Health disparities and partisanship
The gap in vaccination, as with other important public health aspects of the battle against the pandemic, has laid bare — yet again — big disparities in health care, based on geography. The independent, nonpartisan Commonwealth Fund provides state-by-state data on these inequities, which are glaring in the South and largely rural areas of the country. The fund, in understated language, described the risky lack of vaccination in swaths of the nation this way:
“What accounts for the recent changing pace of vaccination? Several factors are likely at play, but when we compare the patterns of vaccination to the Commonwealth Fund’s annual State Scorecard rankings, it is hard to miss that states that have previously performed well on measures of access and patient engagement are seeing higher rates of vaccine administration, while lower-performing states are progressing more slowly.”
The news site Politico, which hews to its mission of seeing all matters in political terms, had its own take on vaccination disparities, reporting this under the headline, “The partisan divide in vaccinations is starker than you realize”:
“All but one of the 39 congressional districts where at least 60% of residents have received a coronavirus shot are represented by Democrats, according to a Harvard University analysis that presents one of the most detailed looks yet at the partisan split behind the nation’s diverging vaccination drive. By contrast, Republicans represent all but two of the 30 districts where fewer than one-third of residents have received a shot.”

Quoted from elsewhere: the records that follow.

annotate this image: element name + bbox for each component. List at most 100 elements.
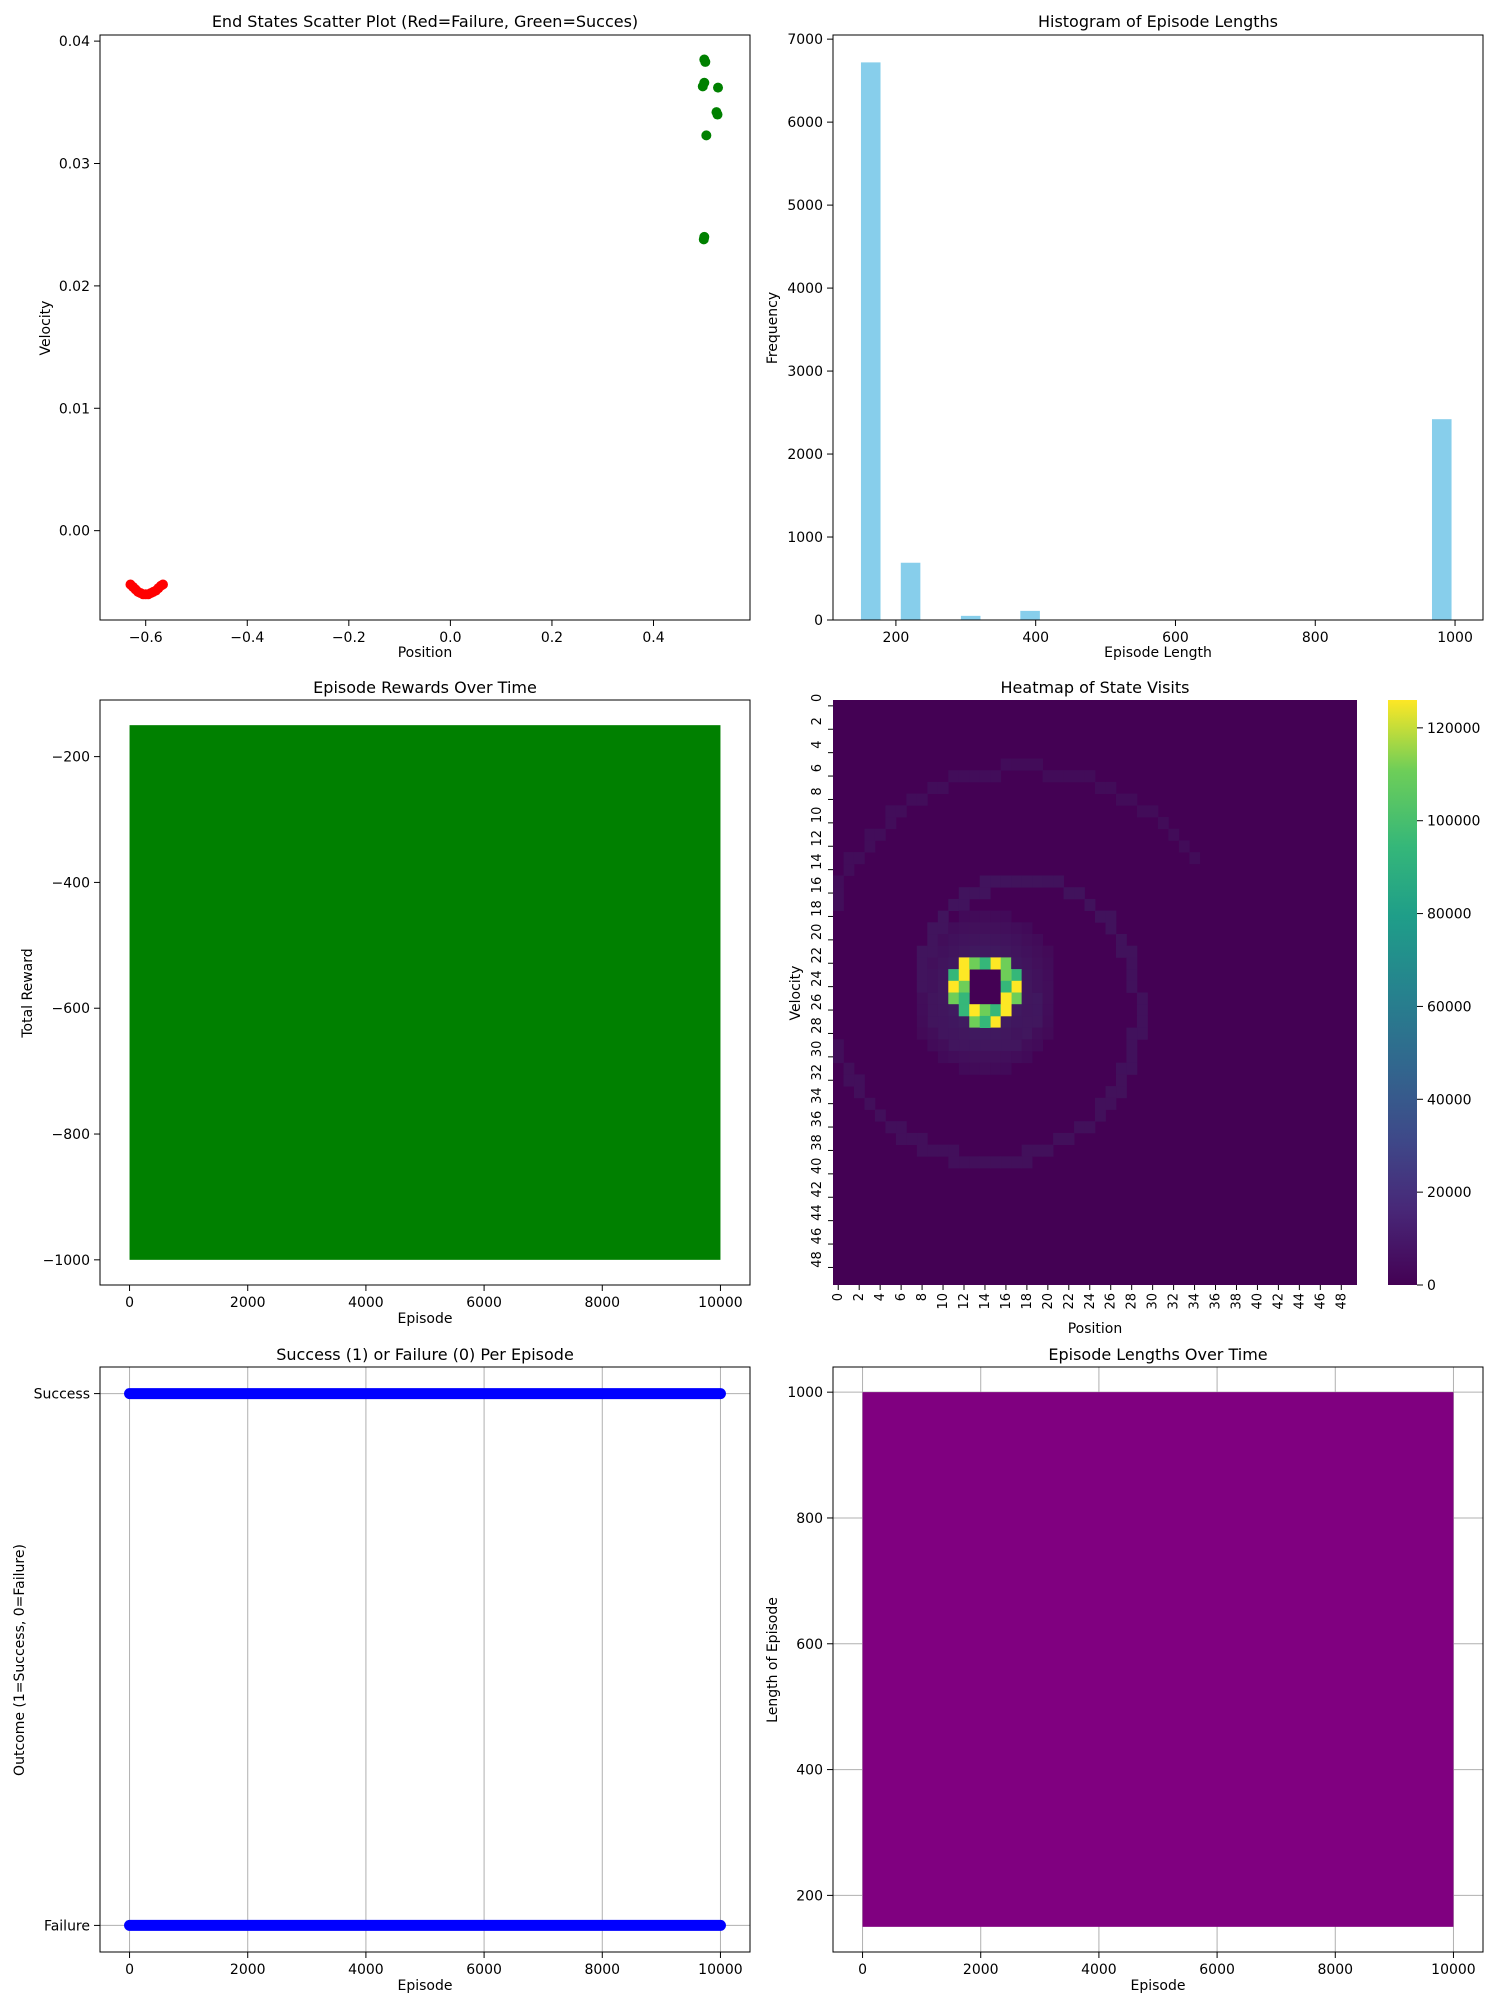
rewards-ticks: 0 2000 4000 6000 8000 10000 −200 −400 −600 −800 −1…: [43, 750, 743, 1311]
histogram-bar: [860, 62, 881, 620]
heatmap-cell: [948, 980, 960, 993]
heatmap-cell: [1032, 1039, 1043, 1052]
y-tick-label: 12: [810, 830, 825, 847]
heatmap-cell: [958, 1027, 970, 1040]
x-tick-label: 0: [125, 1295, 134, 1311]
heatmap-cell: [979, 910, 991, 923]
success-grid: [100, 1367, 750, 1952]
heatmap-cell: [885, 805, 897, 818]
heatmap-cell: [916, 1015, 928, 1028]
heatmap-cell: [927, 1015, 939, 1028]
heatmap-cell: [1000, 922, 1012, 935]
histogram-ticks: 200 400 600 800 1000 0 1000 2000 3000 4000 5000 600…: [787, 32, 1473, 646]
heatmap-cell: [958, 1039, 970, 1052]
heatmap-cell: [927, 922, 939, 935]
heatmap-cell: [958, 910, 970, 923]
heatmap-cell: [1105, 781, 1117, 794]
heatmap-cell: [916, 980, 928, 993]
heatmap-cell: [927, 781, 939, 794]
heatmap-cell: [979, 770, 991, 783]
heatmap-cell: [1126, 1051, 1138, 1064]
heatmap-cell: [927, 969, 939, 982]
colorbar-tick-label: 0: [1427, 1278, 1436, 1294]
heatmap-cell: [948, 992, 960, 1005]
heatmap-cell: [990, 922, 1002, 935]
heatmap-cell: [1105, 1086, 1117, 1099]
x-tick-label: 2000: [963, 1962, 999, 1978]
heatmap-cell: [1126, 980, 1138, 993]
y-tick-label: 2: [810, 717, 825, 725]
x-tick-label: 10: [936, 1293, 951, 1310]
scatter-point: [700, 56, 711, 67]
y-tick-label: 7000: [787, 32, 823, 48]
heatmap-cell: [1115, 1074, 1127, 1087]
heatmap-cell: [1042, 1004, 1054, 1017]
heatmap-cell: [990, 770, 1002, 783]
heatmap-cell: [1042, 1027, 1054, 1040]
x-tick-label: 6: [894, 1293, 909, 1301]
heatmap-cell: [927, 1144, 939, 1157]
heatmap-cell: [1084, 1121, 1096, 1134]
heatmap-cell: [948, 969, 960, 982]
heatmap-cell: [927, 1004, 939, 1017]
x-tick-label: 28: [1125, 1293, 1140, 1310]
heatmap-cell: [1011, 945, 1023, 958]
heatmap-cell: [1115, 1086, 1127, 1099]
heatmap-cell: [906, 793, 918, 806]
heatmap-panel: Heatmap of State Visits Position Velocit…: [788, 678, 1480, 1337]
heatmap-cell: [1084, 898, 1096, 911]
heatmap-cell: [937, 945, 949, 958]
y-tick-label: 2000: [787, 447, 823, 463]
x-tick-label: 20: [1041, 1293, 1056, 1310]
heatmap-cell: [1126, 957, 1138, 970]
heatmap-cell: [969, 910, 981, 923]
heatmap-cell: [833, 1039, 844, 1052]
heatmap-cell: [979, 1004, 991, 1017]
x-tick-label: 0.2: [541, 630, 563, 646]
success-xlabel: Episode: [398, 1978, 453, 1994]
y-tick-label: 800: [796, 1511, 823, 1527]
heatmap-cell: [990, 1156, 1002, 1169]
heatmap-cell: [958, 1004, 970, 1017]
heatmap-cell: [990, 1027, 1002, 1040]
heatmap-cell: [916, 1144, 928, 1157]
x-tick-label: 2000: [230, 1962, 266, 1978]
y-tick-label: −600: [52, 1001, 90, 1017]
heatmap-cell: [979, 945, 991, 958]
heatmap-cell: [1021, 934, 1033, 947]
x-tick-label: 40: [1250, 1293, 1265, 1310]
heatmap-cell: [1011, 1039, 1023, 1052]
rewards-ylabel: Total Reward: [20, 948, 36, 1038]
length-series-band: [862, 1392, 1454, 1927]
heatmap-cell: [916, 1132, 928, 1145]
x-tick-label: −0.2: [332, 630, 366, 646]
heatmap-cell: [958, 1015, 970, 1028]
heatmap-cell: [937, 1004, 949, 1017]
heatmap-cell: [1063, 887, 1075, 900]
heatmap-cell: [937, 1144, 949, 1157]
heatmap-cell: [1042, 980, 1054, 993]
heatmap-cell: [979, 1156, 991, 1169]
heatmap-cells: [833, 758, 1201, 1169]
heatmap-cell: [1021, 957, 1033, 970]
lengths-ylabel: Length of Episode: [765, 1597, 781, 1723]
x-tick-label: 30: [1146, 1293, 1161, 1310]
heatmap-title: Heatmap of State Visits: [1001, 678, 1190, 697]
heatmap-cell: [1000, 1062, 1012, 1075]
heatmap-xlabel: Position: [1068, 1321, 1123, 1337]
heatmap-cell: [833, 887, 844, 900]
heatmap-cell: [990, 945, 1002, 958]
x-tick-label: −0.6: [129, 630, 163, 646]
heatmap-cell: [1011, 1027, 1023, 1040]
x-tick-label: 0: [858, 1962, 867, 1978]
heatmap-cell: [1105, 1097, 1117, 1110]
heatmap-cell: [1000, 969, 1012, 982]
y-tick-label: 0: [810, 694, 825, 702]
heatmap-cell: [1032, 1027, 1043, 1040]
heatmap-cell: [1042, 945, 1054, 958]
heatmap-cell: [979, 922, 991, 935]
heatmap-cell: [853, 852, 865, 865]
y-tick-label: 1000: [787, 530, 823, 546]
heatmap-cell: [927, 957, 939, 970]
end-states-xlabel: Position: [398, 645, 453, 661]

Politico reported, quoting experts from the Kaiser Family Foundation, that communities of color have lagged in getting coronavirus shots — mostly due to access issues, not necessarily for partisan reasons. Blacks and Latinos struggle to find shot providers, to get time off from work to get vaccinated, and they worry about vaccines’ cost, though the inoculations are free. Federal efforts to reach under-served communities are slowly working.
In my practice, I see not only the harms that patients suffer while seeking medical services, but also the damages that can be inflicted on them by an array of awful circumstances and things, including:
- dangerous drugs
- risky and defective products
- abuse and neglect in nursing homes and other long-term care facilities
- and car, motorcycle, and truck crashes.
In these cases, a crowd of problem people and institutions — these can include doctors, hospitals, insurers, regulators, and politicians — may press victims to move on, settle up, and they fast forget the lonely agony of the suffering. It can, however, take a long time for patients to recover from terrible illness or injury. Harms can last a lifetime. Patients may need medical services, as well as financial and other support for months or years. They also need closure and justice for wrongs done, as well as the sense that they may be able to help others avoid the problems that afflicted them.
We are not done with the coronavirus and the huge trauma it has inflicted on us all. Please get vaccinated. All medical interventions carry risk. But vaccines’ benefits long have been shown to far outweigh their harms.
By the way, don’t toss away those face coverings just yet. They may be a good thing to wear in closed, crowded, and poorly ventilated spots, especially as there’s no way to know for now who has gotten vaccinated and who has not. Masks may not be needed outdoors, and they’re less important for the vaccinated.